Deux chercheurs de l’université de Birmingham, Elizabeth Yardley, directrice du centre de criminologie appliquée et David Wilson, professeur de criminologie, viennent de publier une étude dans “The Howard Journal of Criminal Justice”, dans laquelle ils ont étudié 48 cas de “meurtres Facebook” dans le monde entre 2008 et 2013.
Six profils-type de tueurs sur Facebook
Cela leur a permis de distinguer six catégories d’utilisation des réseaux sociaux pour commettre de tels crimes, au travers de six profils-type :
1. Le réactif : il réagit à des contenus postés sur Facebook en attaquant la victime face à face. Cela peut se produire immédiatement après avoir visualisé le contenu qui a provoqué sa colère, ou il peut y avoir un délai pendant lequel il revoit le contenu et rumine sur sa signification.
2. L’informateur : il utilise Facebook pour informer les autres qu’il a l’intention de tuer sa victime, qu’il a tué sa victime, ou les deux. Les informateurs se servent de Facebook pour montrer qu’ils contrôlent leur victime et la situation.
3. L’antagoniste : il s’engage dans une escalade d’échanges hostiles sur Facebook, qui débouche sur un face à face de violence mortelle. Les antagonistes peuvent rechercher un avantage physique lorsque le conflit se prolonge hors ligne en se munissant d’armes.
4. Le fantasmeur : il utilise Facebook pour réaliser ou céder à un fantasme. Pour les fantasmeurs, la frontière entre le fantasme et la réalité est devenue de plus en plus floue, et l’homicide peut être un moyen de maintenir le fantasme, ou pour empêcher les autres de découvrir la supercherie.
5. Le prédateur : il crée et entretient un faux profil pour attirer sa victime et la rencontrer hors ligne. Il peut se servir de l’information disponible sur le profil de la victime pour identifier et exploiter ses faiblesses, afin de créer les fondations sur lesquelles il développera une relation.
6. L’imposteur : Il poste sous le nom de quelqu’un d’autre.
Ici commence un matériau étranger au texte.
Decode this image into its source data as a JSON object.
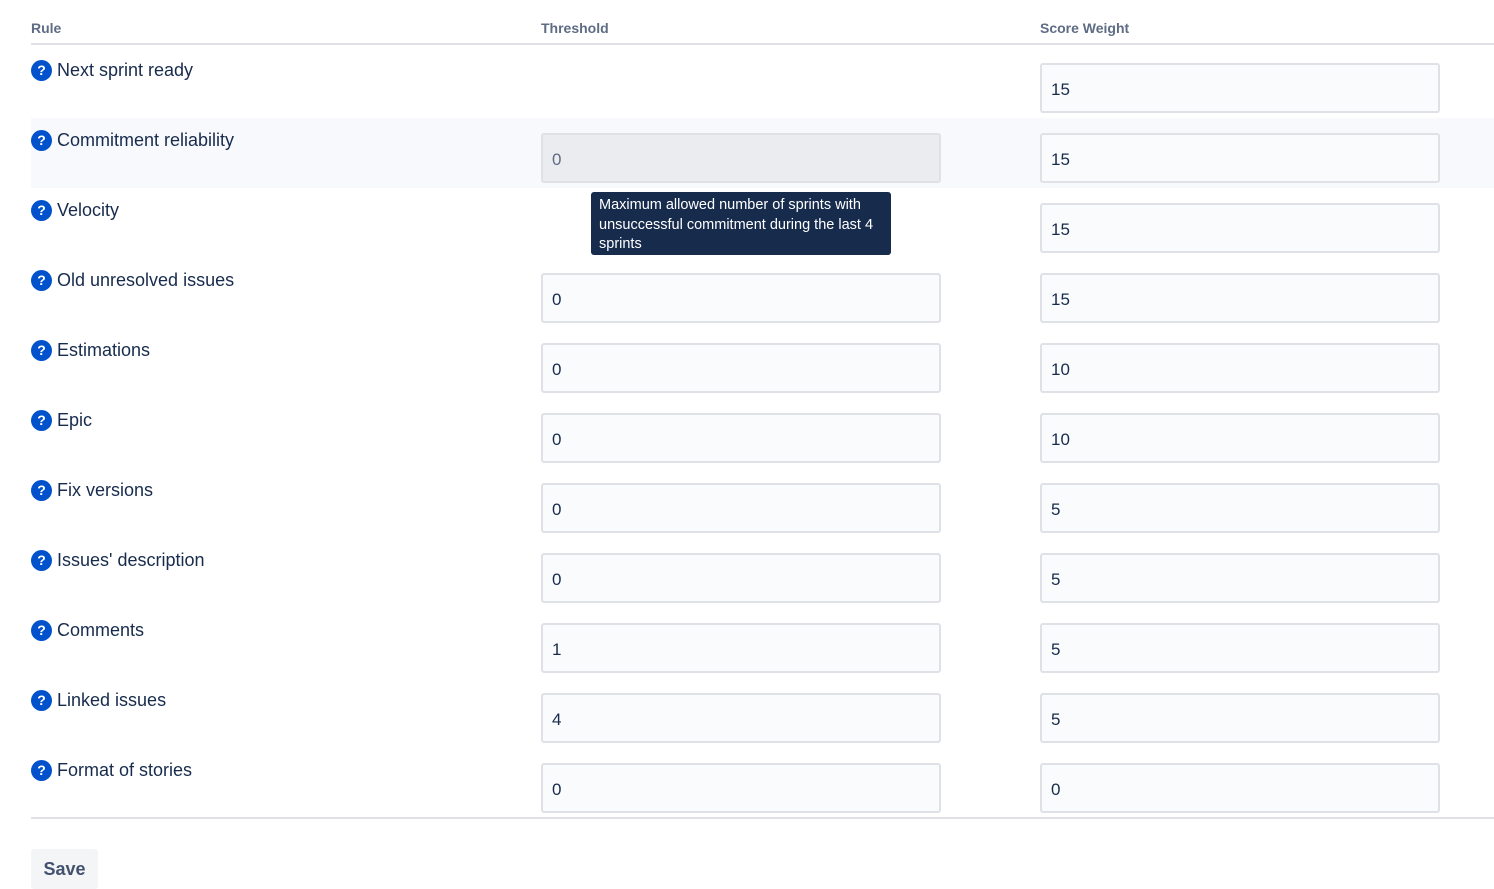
{
  "table": {
    "headers": {
      "rule": "Rule",
      "threshold": "Threshold",
      "weight": "Score Weight"
    },
    "rows": [
      {
        "label": "Next sprint ready",
        "threshold": null,
        "weight": "15"
      },
      {
        "label": "Commitment reliability",
        "threshold": "0",
        "weight": "15",
        "threshold_disabled": true
      },
      {
        "label": "Velocity",
        "threshold": null,
        "weight": "15"
      },
      {
        "label": "Old unresolved issues",
        "threshold": "0",
        "weight": "15"
      },
      {
        "label": "Estimations",
        "threshold": "0",
        "weight": "10"
      },
      {
        "label": "Epic",
        "threshold": "0",
        "weight": "10"
      },
      {
        "label": "Fix versions",
        "threshold": "0",
        "weight": "5"
      },
      {
        "label": "Issues' description",
        "threshold": "0",
        "weight": "5"
      },
      {
        "label": "Comments",
        "threshold": "1",
        "weight": "5"
      },
      {
        "label": "Linked issues",
        "threshold": "4",
        "weight": "5"
      },
      {
        "label": "Format of stories",
        "threshold": "0",
        "weight": "0"
      }
    ]
  },
  "help_icon": {
    "glyph": "?",
    "icon": "question-circle-icon",
    "color": "#0052cc"
  },
  "tooltip": {
    "text": "Maximum allowed number of sprints with unsuccessful commitment during the last 4 sprints"
  },
  "actions": {
    "save_label": "Save"
  },
  "colors": {
    "text": "#172b4d",
    "header_text": "#5e6c84",
    "border": "#dfe1e6",
    "tooltip_bg": "#172b4d",
    "accent": "#0052cc"
  }
}
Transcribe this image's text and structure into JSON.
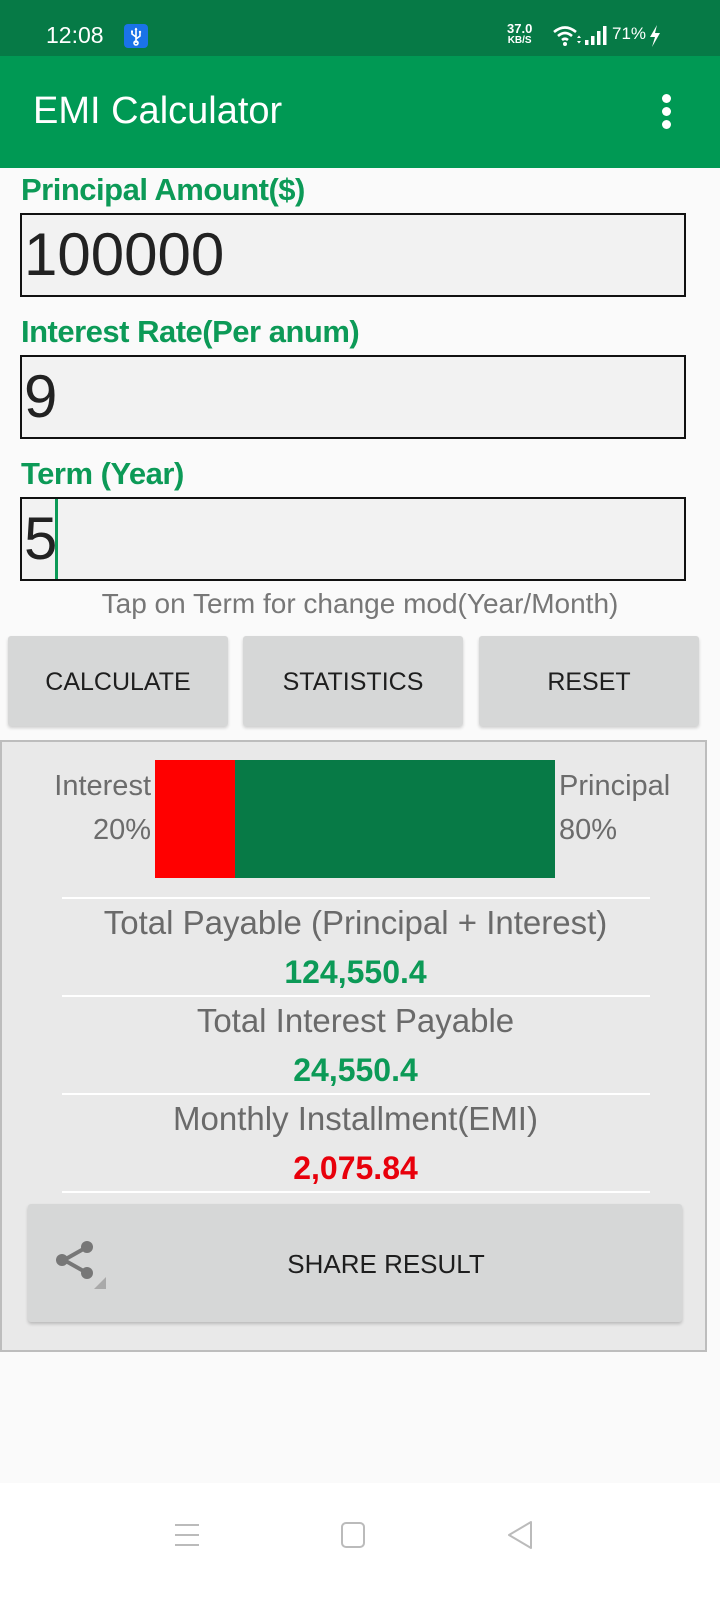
{
  "status_bar": {
    "time": "12:08",
    "net_speed_value": "37.0",
    "net_speed_unit": "KB/S",
    "battery": "71%",
    "icons": [
      "usb-icon",
      "wifi-icon",
      "signal-icon",
      "charging-icon"
    ]
  },
  "app_bar": {
    "title": "EMI Calculator",
    "menu_icon": "overflow-menu-icon"
  },
  "form": {
    "principal": {
      "label": "Principal Amount($)",
      "value": "100000"
    },
    "interest": {
      "label": "Interest Rate(Per anum)",
      "value": "9"
    },
    "term": {
      "label": "Term (Year)",
      "value": "5"
    },
    "hint": "Tap on Term for change mod(Year/Month)"
  },
  "buttons": {
    "calculate": "CALCULATE",
    "statistics": "STATISTICS",
    "reset": "RESET"
  },
  "ratio": {
    "interest_label": "Interest",
    "interest_pct_text": "20%",
    "interest_fraction": 0.2,
    "principal_label": "Principal",
    "principal_pct_text": "80%",
    "principal_fraction": 0.8,
    "colors": {
      "interest": "#ff0000",
      "principal": "#077a46"
    }
  },
  "results": {
    "total_payable": {
      "label": "Total Payable (Principal + Interest)",
      "value": "124,550.4",
      "color": "#0c9a57"
    },
    "total_interest": {
      "label": "Total Interest Payable",
      "value": "24,550.4",
      "color": "#0c9a57"
    },
    "emi": {
      "label": "Monthly Installment(EMI)",
      "value": "2,075.84",
      "color": "#e8000b"
    }
  },
  "share": {
    "label": "SHARE RESULT",
    "icon": "share-icon"
  },
  "nav_bar": {
    "items": [
      "recents-icon",
      "home-icon",
      "back-icon"
    ]
  }
}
Cela peut être la victime, pour créer l’illusion qu’elle est encore en vie, ou une autre personne pour avoir accès au profil de la victime afin de la surveiller.
Pour les chercheurs, cependant, “les cas que nous avons identifiés n’étaient pas collectivement uniques ou inhabituels en comparaison avec les tendances et méthodes générales, certainement pas à un degré qui nécessiterait l’introduction d’une nouvelle catégorie d’homicides ou justifierait une étiquette large comme ‘meurtre Facebook’.”
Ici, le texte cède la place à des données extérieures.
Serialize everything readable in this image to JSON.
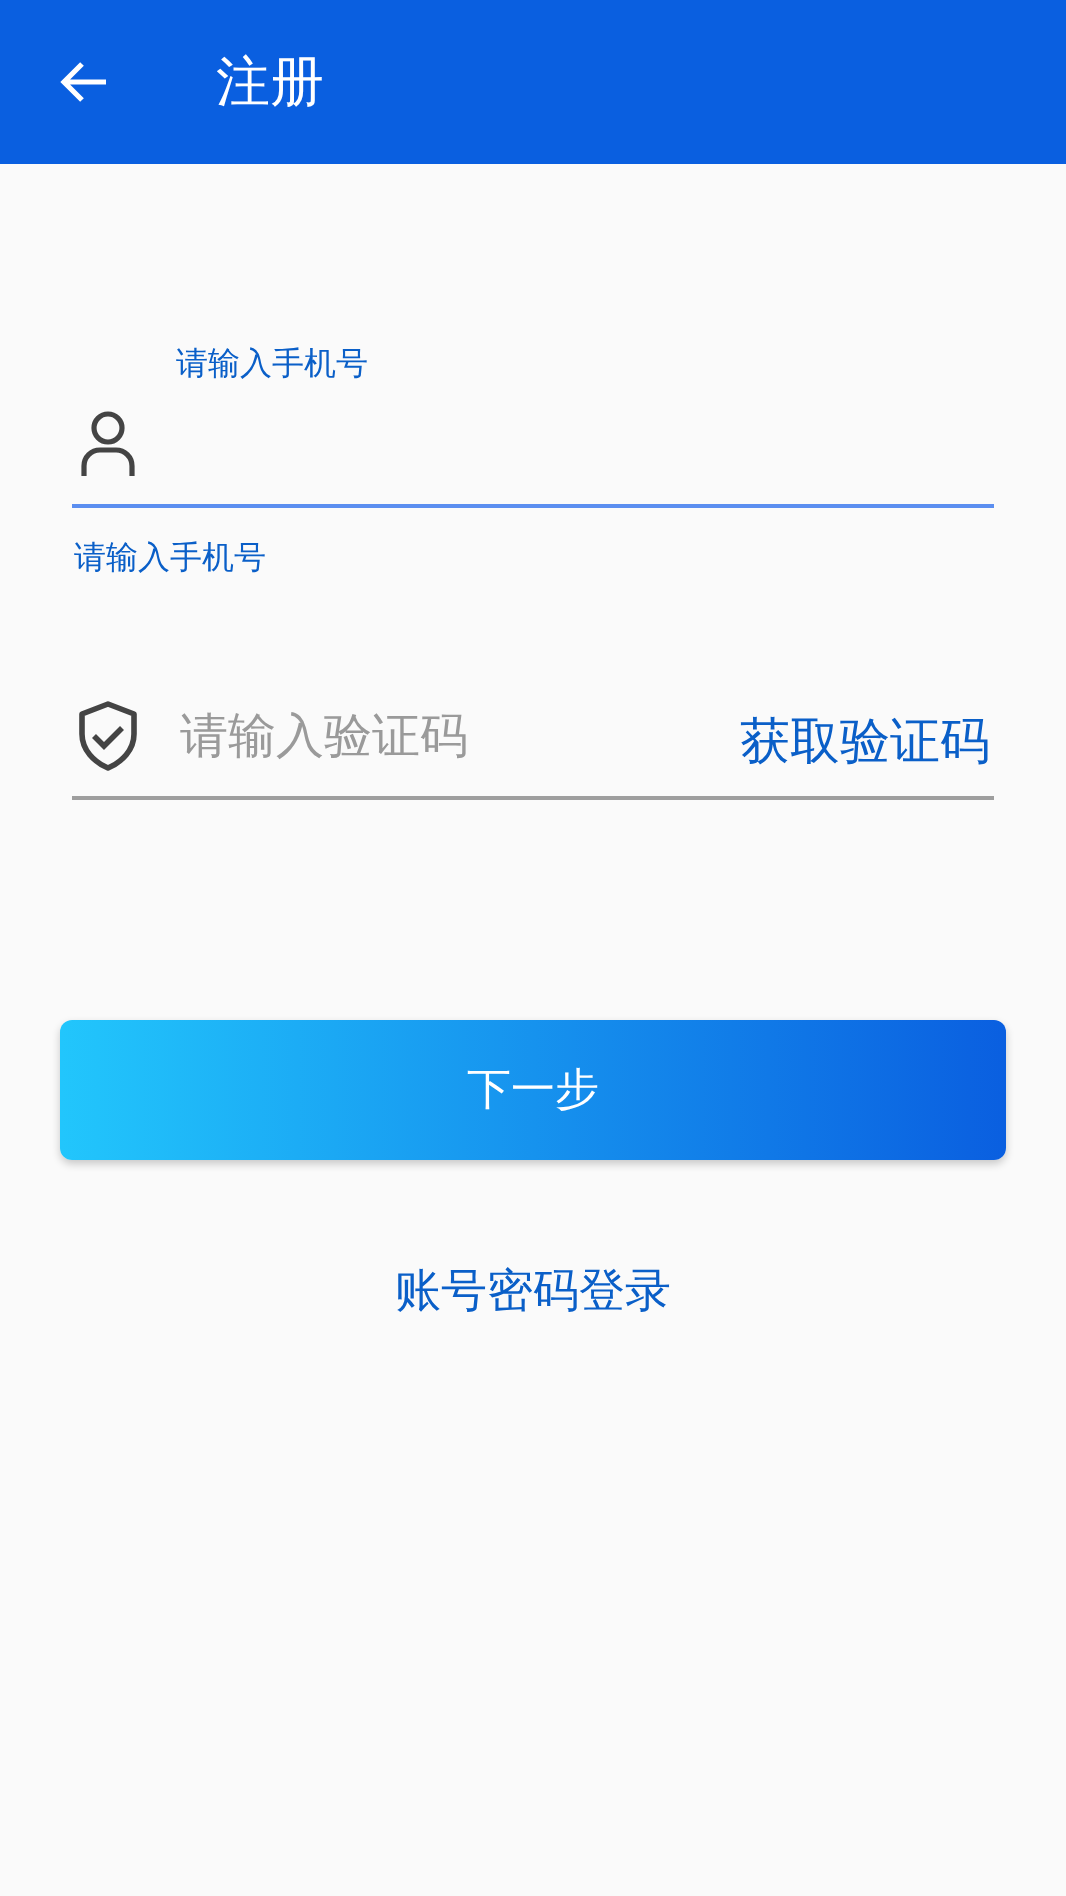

Les quelques différences qu’ils ont notées ? Elles sont “en termes de tranches d’âge plus jeunes, de diversité économique parmi ceux impliqués dans des homicides de confrontation, et une sur-représentation de meutres-suicides et de victimes féminines”.
Ils admettent également qu’en se focalisant sur Facebook, ils n’ont pas approfondi le cas des autres réseaux sociaux, ou des autres formes modernes de communication (smartphone, email), qui mériteraient aussi une étude.
L’évolution technologique n’est pas responsable des crimes
Le Docteur Yardley résume les conclusions de l’étude : “Nous voulions voir en quoi les meurtres dans lesquels Facebook avait été impliqué étaient différents d’autres homicides, et nous avons trouvé que, globalement, ils ne le sont pas : les victimes connaissaient leurs tueurs dans la plupart des cas, et ces meurtres reflétaient ce que nous connaissions déjà sur ce type de crime.”
Pour elle, les réseaux sociaux ne sont pas à blâmer : “Les réseaux sociaux comme Facebook sont devenus une part de nos vies de tous les jours, et il est important de souligner le fait qu’il n’y a rien de fondamentalement mauvais en eux. Facebook n’est pas plus à blâmer pour ces crimes qu’un couteau est à blâmer pour avoir servi à poignarder quelqu’un. Ce sont les intentions des gens qui utilisent ces outils sur lesquelles nous devons nous concentrer”.
C’est dans la nature humaine que réside le crime
Une conclusion qui devrait nous mettre en face de certains fantasmes que beaucoup d’anti-technologies, ou plus globalement d’esprits étroits et conservateurs, ont tendance à mettre en avant.
Comme disait Brassens, “les braves gens n’aiment pas que l’on suive une autre route qu’eux”. Donc, dès qu’un comportement sort de la norme, il devient automatiquement source d’intentions criminelles, ou joue le rôle de “pervertisseur de notre belle jeunesse”.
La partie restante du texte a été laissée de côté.